İftar sofrasını terkeden sahabi...
Abdurrahman bin Avf'ın oğlu İbrahim anlatıyor:
''Oruçlu bulunduğu bir gün babamın önüne bir iftar sofrası getirilmişti.Babam mükellef iftar sofrasına şöyle bakıp dedi ki;
''Mus'ab bin Umeyr, Uhud günü şehit edildi. Halbuki Mus'ab benden çok hayırlı idi. Bu mübarek şehid kefen yerine bir kaftana sarılmıştı ki, bununla başı örtülse ayakları açılıyor, ayakları örtülse, başı açılıyordu.''
''Yine Uhud'da Hamza'da şehit edildi. O da benden hayırlı idi. O'nu da kefenleyecek bir hırkadan başka bir şey bulunamadı.
Onlar böyle dünya nimetlerine itibar etmeden zühd içinde yaşayıp Allâh'ü Te'âlâ'ya kavuştuk'tan sonra dünyanın bunca nimetleri karşıma seriliyor. Âhiret için kazandığımız sevaplarımızın bize dünyada verilmiş olmasından korkuyorum." deyip ağlamaya başladı hatta iftar yemeğini de yemedi.
YA BİZİM SOFRALARIMIZ...!
En az soframızda üç çeşit yemek, tatlı ve soğuk meşrubat...taze pide bulunur.

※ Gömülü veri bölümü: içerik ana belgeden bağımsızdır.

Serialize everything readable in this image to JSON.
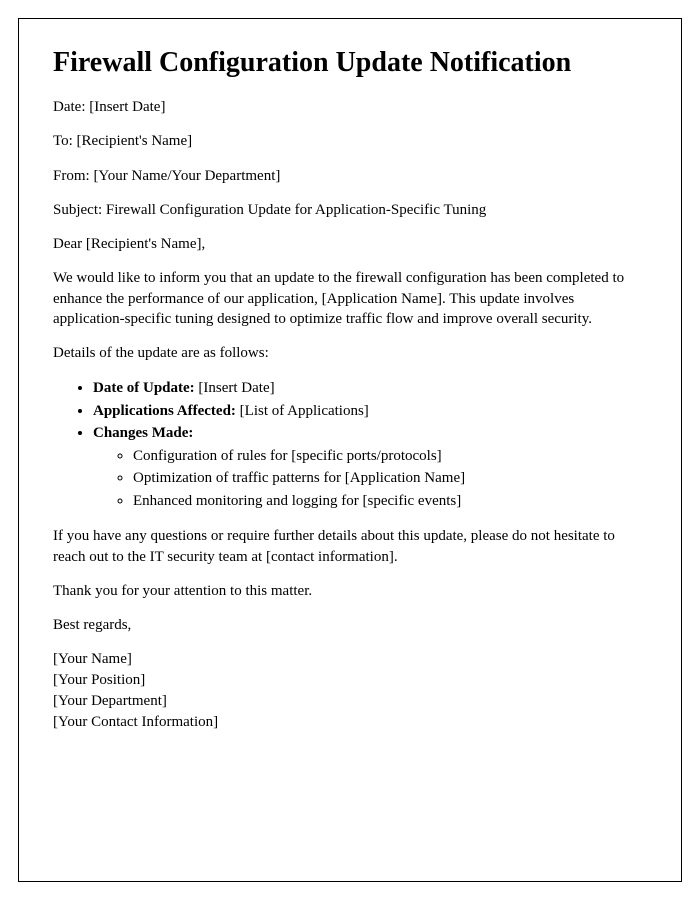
{
  "title": "Firewall Configuration Update Notification",
  "meta": {
    "date_label": "Date: ",
    "date_value": "[Insert Date]",
    "to_label": "To: ",
    "to_value": "[Recipient's Name]",
    "from_label": "From: ",
    "from_value": "[Your Name/Your Department]",
    "subject_label": "Subject: ",
    "subject_value": "Firewall Configuration Update for Application-Specific Tuning"
  },
  "salutation": "Dear [Recipient's Name],",
  "body": {
    "intro": "We would like to inform you that an update to the firewall configuration has been completed to enhance the performance of our application, [Application Name]. This update involves application-specific tuning designed to optimize traffic flow and improve overall security.",
    "details_lead": "Details of the update are as follows:",
    "details": {
      "date_label": "Date of Update:",
      "date_value": " [Insert Date]",
      "apps_label": "Applications Affected:",
      "apps_value": " [List of Applications]",
      "changes_label": "Changes Made:",
      "changes": [
        "Configuration of rules for [specific ports/protocols]",
        "Optimization of traffic patterns for [Application Name]",
        "Enhanced monitoring and logging for [specific events]"
      ]
    },
    "closing_help": "If you have any questions or require further details about this update, please do not hesitate to reach out to the IT security team at [contact information].",
    "thanks": "Thank you for your attention to this matter.",
    "signoff": "Best regards,"
  },
  "signature": {
    "name": "[Your Name]",
    "position": "[Your Position]",
    "department": "[Your Department]",
    "contact": "[Your Contact Information]"
  }
}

Ancak, bütün bu nimetlere karşı hangisinin şükrünü eda edebiliyoruz ki, ? Herşeyde İsraf, DİZBOYU. Akşam ekmeği sabah, sabah ekmeği akşam yenmez. Çöp konteynlerinin çevresi asılmış ekmek poşetleri...Ya dökülen yemekler... Allah aşkına görmüyormusunuz Afrika'yı ve Kenya'yı..Ya diğer fakir ülkeleri hiçmi görmüyoruz.! Hiçmi ders almıyoruz. Ne tez unutuldu arpa ekmeği ile şehir ekmeğini katık olarak yediğimiz seneler! Ekmek arasına tahin helvası alamadığımız zaman, köy ekmeğini şehir ekmeği ile katık yapardık. Arpa ekmeğini de o senelerde herkes bulamıyordu. Ey gençler...! Ekmek yoktu. O günleri Allah, bu millete bir kez daha yaşatmasın. Büyük babanızdan, baba annenizden sorun ki, size o günlerde neler çektiler, nasıl yaşadılar, sizlere anlatsınlar.
FAKİRLİK FELSEFESİ:
Bazı insanlar önüne bir mikrofon uzatılınca, mangalda kül koymuyor.
Şöyle fakirim, sıkıntılıyım..benzeri şeyler. Elbet'te sözüm herkese değil, haddini aşanlaradır. Efendinin cebinden en az üç tane kredi kartı çıkar.Bir müddet gönül rahatlığı ile yaşar. Çektiği ve yediği paraların ödeme günü gelir ve sıkıntılar başlar. Hiç bir vatandaşa Bankalar zorla kart veya kredi vereyim diye zorlamıyor.
Bu nedenle geçlerimize acizane nasihatim, Aşağıda ki, nasihatlara uymalarıdır:
''Tâbiînin büyüklerinden âlim Zührî diyor ki; Bir adam Emevî halifesi Hişâm b. Abdulmelik'e gelerek,
"Ey mü'minlerin emîri size dört şey söyleyeceğim. İradenizin sağlam ve tebe'anızın dürüst olması bunlara bağlıdır." der.
Bunun üzerine Hişâm,
"Söyle bakalım!" dedi.
1-Yerine getirmekte kendine güvenemediğin hususlarda söz verme!
İkinciyi söyle!
Eğer yokuş kolaysa buna aldanma, çünkü inişi çetin olabilir.
Üçüncüyü söyle!
Şunu bil ki, her işin bir bedeli vardır. Bu yüzden neticelerinden kork!
Dördüncüyü söyle!
Yine şunu bil ki, tehlikeli işler ansızın olur, bu yüzden dâimâ ihtiyatlı ol!